Temer já enviou ministros de estado para a região para acompanhar as tensões. Nesta sexta-feira, de passagem por Georgetown, capital da Guiana, o ministro Raul Jungmann (Defesa) fez uma dura declaração sobre o acirramento do conflito provocado pela pretensão da Venezuela de anexar ao seu mapa a região de Essequibo, que corresponde a dois terços do território da Guiana —algo como 159.000 km².

Disse Jungmann: “Não se pode admitir, para o equilíbrio da região, qualquer saída pela força. O Brasil não aceita essa possibilidade e isso vale não só para esse dissenso, como para qualquer outro, pois esse é um princípio constitucional de nosso país.”

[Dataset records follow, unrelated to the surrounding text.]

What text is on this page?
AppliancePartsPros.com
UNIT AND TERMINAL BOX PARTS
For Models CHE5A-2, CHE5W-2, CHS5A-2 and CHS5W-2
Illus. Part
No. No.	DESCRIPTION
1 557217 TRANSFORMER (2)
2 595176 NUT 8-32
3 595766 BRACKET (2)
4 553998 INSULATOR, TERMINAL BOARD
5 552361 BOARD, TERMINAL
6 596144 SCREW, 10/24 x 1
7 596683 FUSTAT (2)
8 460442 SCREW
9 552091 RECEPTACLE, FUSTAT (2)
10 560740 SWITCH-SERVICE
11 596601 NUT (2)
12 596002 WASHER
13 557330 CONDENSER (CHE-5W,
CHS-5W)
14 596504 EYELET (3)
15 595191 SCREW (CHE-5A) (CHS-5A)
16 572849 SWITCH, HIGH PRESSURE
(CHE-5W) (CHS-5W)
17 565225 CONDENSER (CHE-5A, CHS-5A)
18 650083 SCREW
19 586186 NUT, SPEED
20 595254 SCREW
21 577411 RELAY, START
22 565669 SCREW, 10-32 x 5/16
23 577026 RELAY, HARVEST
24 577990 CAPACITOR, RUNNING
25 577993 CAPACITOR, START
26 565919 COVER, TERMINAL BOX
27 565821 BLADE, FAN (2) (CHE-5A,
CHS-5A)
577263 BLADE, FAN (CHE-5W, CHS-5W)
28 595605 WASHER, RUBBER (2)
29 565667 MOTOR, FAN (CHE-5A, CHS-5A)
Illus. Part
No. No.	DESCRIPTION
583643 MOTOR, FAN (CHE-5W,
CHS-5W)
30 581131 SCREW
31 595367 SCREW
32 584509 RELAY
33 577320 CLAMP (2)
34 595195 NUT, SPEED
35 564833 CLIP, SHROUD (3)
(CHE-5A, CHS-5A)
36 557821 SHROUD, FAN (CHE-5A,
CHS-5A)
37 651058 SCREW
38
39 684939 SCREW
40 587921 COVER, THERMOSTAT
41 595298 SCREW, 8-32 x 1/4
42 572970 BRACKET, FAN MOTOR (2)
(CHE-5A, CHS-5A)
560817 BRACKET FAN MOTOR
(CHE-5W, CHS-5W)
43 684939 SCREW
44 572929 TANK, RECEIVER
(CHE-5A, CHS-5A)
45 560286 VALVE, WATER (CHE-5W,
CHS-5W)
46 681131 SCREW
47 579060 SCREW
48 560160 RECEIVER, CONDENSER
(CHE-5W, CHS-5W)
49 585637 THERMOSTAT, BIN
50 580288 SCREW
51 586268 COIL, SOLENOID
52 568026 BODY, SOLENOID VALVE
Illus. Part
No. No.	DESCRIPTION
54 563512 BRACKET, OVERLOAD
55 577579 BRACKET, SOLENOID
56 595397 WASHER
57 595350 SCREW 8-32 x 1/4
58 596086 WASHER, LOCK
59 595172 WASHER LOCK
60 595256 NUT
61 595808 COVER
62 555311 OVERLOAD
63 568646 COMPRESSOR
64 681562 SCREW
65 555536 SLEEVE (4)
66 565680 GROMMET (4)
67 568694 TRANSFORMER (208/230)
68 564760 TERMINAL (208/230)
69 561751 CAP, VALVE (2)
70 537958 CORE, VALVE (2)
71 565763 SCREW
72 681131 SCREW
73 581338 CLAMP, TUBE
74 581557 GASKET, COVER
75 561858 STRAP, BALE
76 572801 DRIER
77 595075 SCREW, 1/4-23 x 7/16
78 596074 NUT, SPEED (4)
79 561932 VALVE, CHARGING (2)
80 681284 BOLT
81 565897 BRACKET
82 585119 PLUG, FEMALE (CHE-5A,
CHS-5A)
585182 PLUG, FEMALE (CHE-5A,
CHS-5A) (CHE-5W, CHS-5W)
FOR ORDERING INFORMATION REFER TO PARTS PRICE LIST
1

“O dissenso do Essequibo diz respeito à Venezuela e à Guiana”, declarou o ministro da Defesa, “Mas o Brasil, que possui uma das maiores fronteiras do mundo, construiu seus limites sempre por vias diplomáticas, ou recorrendo ao arbitramento, deixa sua história como um legado de que a solução pacífica para os litígios de fronteiras é fundamental para a estabilidade da região”.

Jungmann foi a Georgetown acompanhado de outros dois ministros: Torquato Jardim (Justiça) e Sérgio Etchegoyen (Segurança Institucional da Presidência). Por ironia, os três passaram, antes, por Roraima. Ali, testemunharam o drama humanitário dos venezuelanos que cruzam para o lado brasileiro da fronteira, fugindo do caos.

Temer já manifestou claramente que o Brasil vai interferir no conflito entre Venezuela e Guiana  e aponta que o governo está disposto a mudar o rumo da política externa do país, que até o momento tem buscado o diálogo entre seus vizinhos. Os membros da cúpula das Forças Armadas já traçam estratégias e avaliam a mobilização de tropas para a região, caso Maduro insista em agredir a Guiana.

O presidente Michel Temer criticou nesta sexta-feira (9) o ditador venezuelano, Nicolás Maduro, e disse que o Brasil e o país vizinho passam por um embate diplomático.


Um dos sinas de que Temer já abandonou a diplomacia está na entrevista que concedeu nesta sexta-feira à Rádio Guaíba, do Rio Grande do Sul, quando disse não concordar com o regime venezuelano e afirmou que ele é responsável pelo grande número de refugiados.

"A Venezuela não foi admitida no Mercosul (sic) exatamente em face do que está ocorrendo por lá", disse, em alusão à decisão dos demais países-membros do bloco de afastar Caracas.